I think we do agree that the current president wants to take the country in a direction that has the potential to be catastrophic. I think we differ on the direction. I think we differ on how we should engage the issues and our political opponents.
In regards to the unnamed Harvard professor, his view may center around the fact that he may sense that I'm drawing on the scholarship of some of his colleagues (Charles S. Meier, David Blackbourn, Nancy F. Cott, Lizabeth Cohen, Drew Gilpin Faust, and the legendary Akira Iriye) with whom he may have some disagreements with of his own.
If this unnamed professor is the venerable Ernest May, I would say, with all due respect to his contributions to our understanding of how an understanding of domestic politics can inform the study of foreign policy, to his service to at least one government agency, and his to guidance on 'thinking in time,' I have some feedback on how he trained and professionalized one of his graduate students.

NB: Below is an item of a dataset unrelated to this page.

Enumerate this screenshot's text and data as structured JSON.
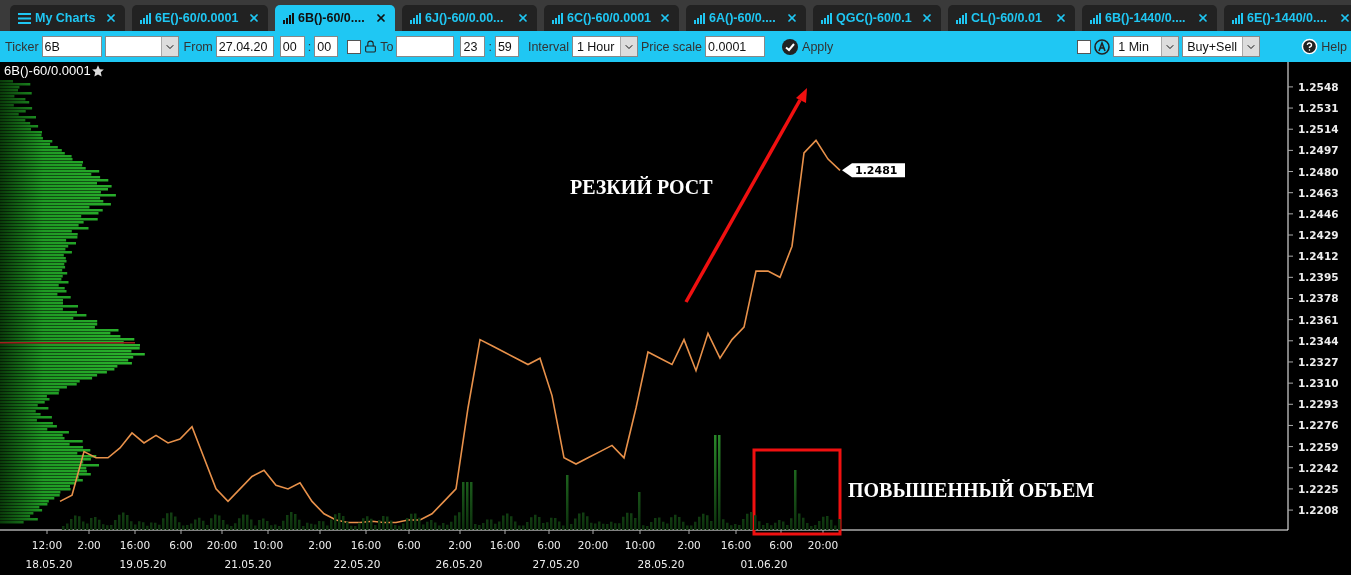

If this unnamed professor is Niall Ferguson, I would point to B.H. Liddell Hart and A.T. Mahan as cautionary tales of what happens to the professional reputation of historians who endeavor to be celebrities and prognosticators. We serve Klio, not Urania.
In any case, I welcome this unnamed individual's recommendations provided the person disclose to me an email address and his (or her) name, especially if it is Peter Gordon and he wants me to read works by Martin Jay.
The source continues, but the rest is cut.